I'm afraid that I am rapidly coming to the end of this post. I'm hitting a block in my thinking, just as I did two and a half years ago when it seemed that my incoming thoughts had evaporated "almost as quickly as they began to form." This pattern of hitting a wall in new thought, where I'm left to ponder the old worn out thoughts that continue to circulate and take up all the space in my head, has got to be of some importance. There has to be something to say about why this happens, whether it is a pattern many people experience, and whether it is a pattern I can change.

Why do I feel so much less articulate than my 17 year old self? Another good question. On the one hand, I would like to say that I have changed. That if you were to transport my 17 year old self here to meet me, he and I would find that we are two different people. On the other had, I also feel that who I once was, what I once thought, never really is gone. That, somehow, my 17 year old self is still inside me, maybe a few layers down. Because the differences between my present self and my 17 year old self are so insignificantly minute that even if I have not seen people for two and a half years, they still, without strain, recognize me as ... me.

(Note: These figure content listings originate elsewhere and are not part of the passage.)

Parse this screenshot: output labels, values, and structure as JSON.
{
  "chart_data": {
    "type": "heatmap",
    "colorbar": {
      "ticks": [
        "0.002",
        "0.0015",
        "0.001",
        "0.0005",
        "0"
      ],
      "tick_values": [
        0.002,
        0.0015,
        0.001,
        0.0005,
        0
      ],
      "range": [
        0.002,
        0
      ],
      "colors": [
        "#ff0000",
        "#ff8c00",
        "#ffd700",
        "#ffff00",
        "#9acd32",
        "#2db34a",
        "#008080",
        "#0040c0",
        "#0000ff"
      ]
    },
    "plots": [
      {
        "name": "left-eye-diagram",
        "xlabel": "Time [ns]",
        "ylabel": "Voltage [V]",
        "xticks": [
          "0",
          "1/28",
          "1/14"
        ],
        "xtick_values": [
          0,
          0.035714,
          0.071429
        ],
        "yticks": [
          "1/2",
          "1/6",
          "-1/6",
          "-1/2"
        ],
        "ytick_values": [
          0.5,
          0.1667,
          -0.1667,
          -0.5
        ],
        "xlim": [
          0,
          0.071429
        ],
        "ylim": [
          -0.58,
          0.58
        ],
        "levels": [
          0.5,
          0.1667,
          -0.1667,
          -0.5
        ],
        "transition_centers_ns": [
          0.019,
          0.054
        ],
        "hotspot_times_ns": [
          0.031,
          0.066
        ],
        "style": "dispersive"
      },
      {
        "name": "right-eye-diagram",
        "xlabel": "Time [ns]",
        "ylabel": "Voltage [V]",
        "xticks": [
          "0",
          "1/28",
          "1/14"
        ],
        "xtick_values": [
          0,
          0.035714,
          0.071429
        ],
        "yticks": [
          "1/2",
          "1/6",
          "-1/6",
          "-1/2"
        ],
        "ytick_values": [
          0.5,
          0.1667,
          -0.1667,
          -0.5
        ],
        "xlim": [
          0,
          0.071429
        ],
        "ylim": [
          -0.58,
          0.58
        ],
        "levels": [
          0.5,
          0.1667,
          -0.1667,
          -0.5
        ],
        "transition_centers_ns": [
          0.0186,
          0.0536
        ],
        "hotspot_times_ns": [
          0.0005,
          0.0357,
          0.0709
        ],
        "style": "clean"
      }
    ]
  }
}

And not as a different person, unrecognizable. I guess that brings up the question: am I still me?

It's a fact that I've known people who wish they were the same as they were before - who wish they had never changed from who they used to be - and it may be morbid to think about, but if one's past self is a few layers underneath the present self does that then mean that people sometimes wish newer layers had never smothered older ones? Can I ever revert back to who I used to be? I feel like it's impossible to whack off the topmost layers to get to the ones underneath, that it's only possible to add another layer to who I am. There are some who would say that when we change who are, we change so that there is nothing left of what used to be. That the layered theory is all wrong because there are no layers. In another camp, there are those who would say it is impossible to change at all. That who you are is who you are, always, no matter how you try to hide or distort it.

At this point, I'm stupefied. What I thought would be a short post has dragged on to this. And, reading what I've written, it seems tinged with negativity. Does it seem to have a negative slant to you, or is that just me slanting it? An important question.

Goodnight. But oh what's the use of saying goodnight when there's no promise that you will read this at night? If you were here, now, I would say goodnight to you. But you aren't. So do I cut it out altogether or make it more general, like: "Cheers."